Camici ma non mascherine. Non avete pensato anche a queste? «Al momento no, perché per quanto riguarda la creazione di mascherine se ne sta occupando Stefano Fontanelle con la sua azienda». E in tutto questo imprevisto anche l'Usl si dichiara dispiaciuta, affermando però che la certificazione è basilare e che senza di essa è impossibile procedere oltre.
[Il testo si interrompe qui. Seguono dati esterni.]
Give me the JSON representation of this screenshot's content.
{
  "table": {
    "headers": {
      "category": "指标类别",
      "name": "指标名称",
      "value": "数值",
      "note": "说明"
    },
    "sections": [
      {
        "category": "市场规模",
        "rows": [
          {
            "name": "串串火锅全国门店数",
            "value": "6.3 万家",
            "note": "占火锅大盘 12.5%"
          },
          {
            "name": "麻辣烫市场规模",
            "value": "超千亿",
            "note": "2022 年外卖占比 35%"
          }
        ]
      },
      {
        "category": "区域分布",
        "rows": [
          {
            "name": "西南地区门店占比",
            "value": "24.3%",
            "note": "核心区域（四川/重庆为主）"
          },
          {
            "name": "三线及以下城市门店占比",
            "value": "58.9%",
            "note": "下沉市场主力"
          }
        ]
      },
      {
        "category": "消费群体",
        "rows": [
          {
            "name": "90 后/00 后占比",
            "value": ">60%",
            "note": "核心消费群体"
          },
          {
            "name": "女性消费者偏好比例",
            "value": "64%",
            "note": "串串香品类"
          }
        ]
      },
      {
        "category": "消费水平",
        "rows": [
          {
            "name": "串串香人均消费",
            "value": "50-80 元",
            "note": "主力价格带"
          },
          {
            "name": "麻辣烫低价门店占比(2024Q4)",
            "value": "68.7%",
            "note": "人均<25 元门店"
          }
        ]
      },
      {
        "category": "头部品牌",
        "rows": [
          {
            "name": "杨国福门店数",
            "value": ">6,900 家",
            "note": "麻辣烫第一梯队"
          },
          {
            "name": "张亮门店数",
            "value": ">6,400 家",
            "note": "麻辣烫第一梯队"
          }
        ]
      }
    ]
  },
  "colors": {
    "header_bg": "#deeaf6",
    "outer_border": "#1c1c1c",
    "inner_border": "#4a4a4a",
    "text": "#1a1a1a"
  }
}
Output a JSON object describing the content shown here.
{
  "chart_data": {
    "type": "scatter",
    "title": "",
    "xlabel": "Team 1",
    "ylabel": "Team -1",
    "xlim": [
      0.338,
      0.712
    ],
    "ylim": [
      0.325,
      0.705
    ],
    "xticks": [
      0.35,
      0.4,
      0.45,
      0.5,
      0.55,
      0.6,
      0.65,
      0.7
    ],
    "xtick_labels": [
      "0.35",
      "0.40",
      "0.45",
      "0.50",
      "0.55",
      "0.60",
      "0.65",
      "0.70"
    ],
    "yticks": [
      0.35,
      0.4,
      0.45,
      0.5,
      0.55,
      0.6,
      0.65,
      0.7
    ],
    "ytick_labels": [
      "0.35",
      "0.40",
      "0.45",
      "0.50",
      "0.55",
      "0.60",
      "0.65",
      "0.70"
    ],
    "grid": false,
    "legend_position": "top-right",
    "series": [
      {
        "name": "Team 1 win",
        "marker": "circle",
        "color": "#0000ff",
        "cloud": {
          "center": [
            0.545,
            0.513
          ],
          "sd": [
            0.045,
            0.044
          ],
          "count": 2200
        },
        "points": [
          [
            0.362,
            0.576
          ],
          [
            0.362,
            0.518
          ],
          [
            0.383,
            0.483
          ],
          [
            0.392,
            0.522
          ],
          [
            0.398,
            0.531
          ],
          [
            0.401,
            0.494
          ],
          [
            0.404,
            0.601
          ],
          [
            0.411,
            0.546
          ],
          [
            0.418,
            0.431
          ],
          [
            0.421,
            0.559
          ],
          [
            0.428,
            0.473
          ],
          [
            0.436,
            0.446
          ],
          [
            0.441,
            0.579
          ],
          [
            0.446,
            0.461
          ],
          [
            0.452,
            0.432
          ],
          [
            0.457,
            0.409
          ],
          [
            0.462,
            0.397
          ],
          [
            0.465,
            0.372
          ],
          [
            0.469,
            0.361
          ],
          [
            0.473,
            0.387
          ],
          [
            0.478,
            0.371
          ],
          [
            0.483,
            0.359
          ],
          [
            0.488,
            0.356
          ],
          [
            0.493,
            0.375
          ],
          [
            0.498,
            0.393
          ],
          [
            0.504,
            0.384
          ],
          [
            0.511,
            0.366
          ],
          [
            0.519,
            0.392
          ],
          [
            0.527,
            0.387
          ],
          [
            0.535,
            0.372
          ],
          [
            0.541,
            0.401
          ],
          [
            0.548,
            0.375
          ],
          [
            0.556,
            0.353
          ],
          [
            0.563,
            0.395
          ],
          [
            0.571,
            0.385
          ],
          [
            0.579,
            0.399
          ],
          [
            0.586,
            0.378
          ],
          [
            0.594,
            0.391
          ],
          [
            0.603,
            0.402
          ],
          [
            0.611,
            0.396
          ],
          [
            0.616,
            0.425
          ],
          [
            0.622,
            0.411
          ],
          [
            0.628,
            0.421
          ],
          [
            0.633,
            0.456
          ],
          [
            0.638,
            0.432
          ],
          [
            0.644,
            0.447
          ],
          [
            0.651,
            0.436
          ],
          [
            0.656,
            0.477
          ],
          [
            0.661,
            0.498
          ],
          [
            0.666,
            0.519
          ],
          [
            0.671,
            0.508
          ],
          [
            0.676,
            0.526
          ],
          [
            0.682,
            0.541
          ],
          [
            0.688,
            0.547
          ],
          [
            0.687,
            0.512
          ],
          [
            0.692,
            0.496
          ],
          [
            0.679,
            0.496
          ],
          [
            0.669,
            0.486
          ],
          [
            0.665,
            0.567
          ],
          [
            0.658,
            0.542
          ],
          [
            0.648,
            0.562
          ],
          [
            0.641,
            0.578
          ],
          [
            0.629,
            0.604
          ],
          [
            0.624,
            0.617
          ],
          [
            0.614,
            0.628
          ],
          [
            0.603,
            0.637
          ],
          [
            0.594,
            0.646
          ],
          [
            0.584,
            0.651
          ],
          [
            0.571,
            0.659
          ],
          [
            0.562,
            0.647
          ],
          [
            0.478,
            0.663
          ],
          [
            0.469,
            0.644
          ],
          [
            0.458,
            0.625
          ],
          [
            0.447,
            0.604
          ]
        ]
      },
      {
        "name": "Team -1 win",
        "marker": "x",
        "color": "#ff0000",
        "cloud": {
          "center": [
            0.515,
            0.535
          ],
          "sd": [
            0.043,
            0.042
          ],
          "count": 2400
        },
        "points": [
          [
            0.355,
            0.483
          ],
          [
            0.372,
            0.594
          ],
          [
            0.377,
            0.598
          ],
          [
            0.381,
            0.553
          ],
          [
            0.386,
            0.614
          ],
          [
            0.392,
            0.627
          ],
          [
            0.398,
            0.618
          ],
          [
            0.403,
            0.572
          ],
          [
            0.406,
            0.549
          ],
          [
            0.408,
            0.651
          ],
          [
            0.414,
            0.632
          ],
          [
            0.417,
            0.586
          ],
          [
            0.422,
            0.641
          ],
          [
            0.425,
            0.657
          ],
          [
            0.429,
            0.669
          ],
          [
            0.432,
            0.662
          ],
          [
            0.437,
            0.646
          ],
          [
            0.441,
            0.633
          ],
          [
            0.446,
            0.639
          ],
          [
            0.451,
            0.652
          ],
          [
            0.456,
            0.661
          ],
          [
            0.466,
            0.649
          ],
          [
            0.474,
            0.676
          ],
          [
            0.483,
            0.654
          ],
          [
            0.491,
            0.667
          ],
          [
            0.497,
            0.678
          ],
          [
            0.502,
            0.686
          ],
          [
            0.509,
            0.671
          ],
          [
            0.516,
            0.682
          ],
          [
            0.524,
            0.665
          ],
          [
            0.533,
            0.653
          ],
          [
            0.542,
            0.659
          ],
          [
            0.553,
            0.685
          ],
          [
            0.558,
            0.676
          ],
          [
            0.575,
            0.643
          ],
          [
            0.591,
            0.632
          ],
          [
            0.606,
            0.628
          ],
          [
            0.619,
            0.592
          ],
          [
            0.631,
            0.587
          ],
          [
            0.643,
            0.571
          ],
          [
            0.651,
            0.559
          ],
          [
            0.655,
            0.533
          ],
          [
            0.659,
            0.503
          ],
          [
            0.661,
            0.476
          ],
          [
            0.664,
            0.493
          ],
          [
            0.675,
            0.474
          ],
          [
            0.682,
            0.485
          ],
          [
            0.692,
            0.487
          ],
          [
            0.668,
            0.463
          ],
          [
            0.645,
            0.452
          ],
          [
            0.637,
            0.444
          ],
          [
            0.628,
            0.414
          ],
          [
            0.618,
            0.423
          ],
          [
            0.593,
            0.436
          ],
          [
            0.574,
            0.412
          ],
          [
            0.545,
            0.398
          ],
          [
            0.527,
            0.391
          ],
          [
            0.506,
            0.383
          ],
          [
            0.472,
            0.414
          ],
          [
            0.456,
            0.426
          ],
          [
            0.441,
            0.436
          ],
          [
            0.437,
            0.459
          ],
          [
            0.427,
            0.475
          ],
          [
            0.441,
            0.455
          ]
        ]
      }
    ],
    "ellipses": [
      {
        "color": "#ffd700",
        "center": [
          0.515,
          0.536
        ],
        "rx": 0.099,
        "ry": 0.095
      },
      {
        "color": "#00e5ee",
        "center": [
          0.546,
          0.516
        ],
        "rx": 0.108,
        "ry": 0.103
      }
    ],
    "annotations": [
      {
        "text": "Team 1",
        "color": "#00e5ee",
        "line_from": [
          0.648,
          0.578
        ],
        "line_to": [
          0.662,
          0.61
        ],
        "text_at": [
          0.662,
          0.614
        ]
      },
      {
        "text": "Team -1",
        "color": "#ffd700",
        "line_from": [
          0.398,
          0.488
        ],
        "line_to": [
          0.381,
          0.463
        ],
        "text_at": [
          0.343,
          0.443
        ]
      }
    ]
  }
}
Sul piano professionale però le cose marciano spedite per Fabio Porliod e tanti sono i progetti, anche se nel momento tutti bloccati per il problema sanitario mondiale. «Ero in procinto di aprire a Nus un negozio e atelier di duecento metri quadri dove si potranno trovare collezioni uomo/donna e in più si sono fermati vari progetti che portavo avanti con la Cina e che spero di riprendere quando questa situazione sarà risolta. - anticipa - Oltre a vari inviti ricevuti per partecipare a sfilate, sto organizzando la seconda edizione di Phoenix Alternative Models, un evento che si svolgerà a Parigi a fine settembre durante la Parigi Fashion Week, dove porterò in passerella solo modelle amputate, un evento benefico che ha avuto molto successo al suo debutto il 26 settembre dello scorso anno a Les Invalides a Parigi. Questo per il futuro, perché nel momento il mio primo pensiero è portare il mio aiuto concreto ai medici dell'ospedale».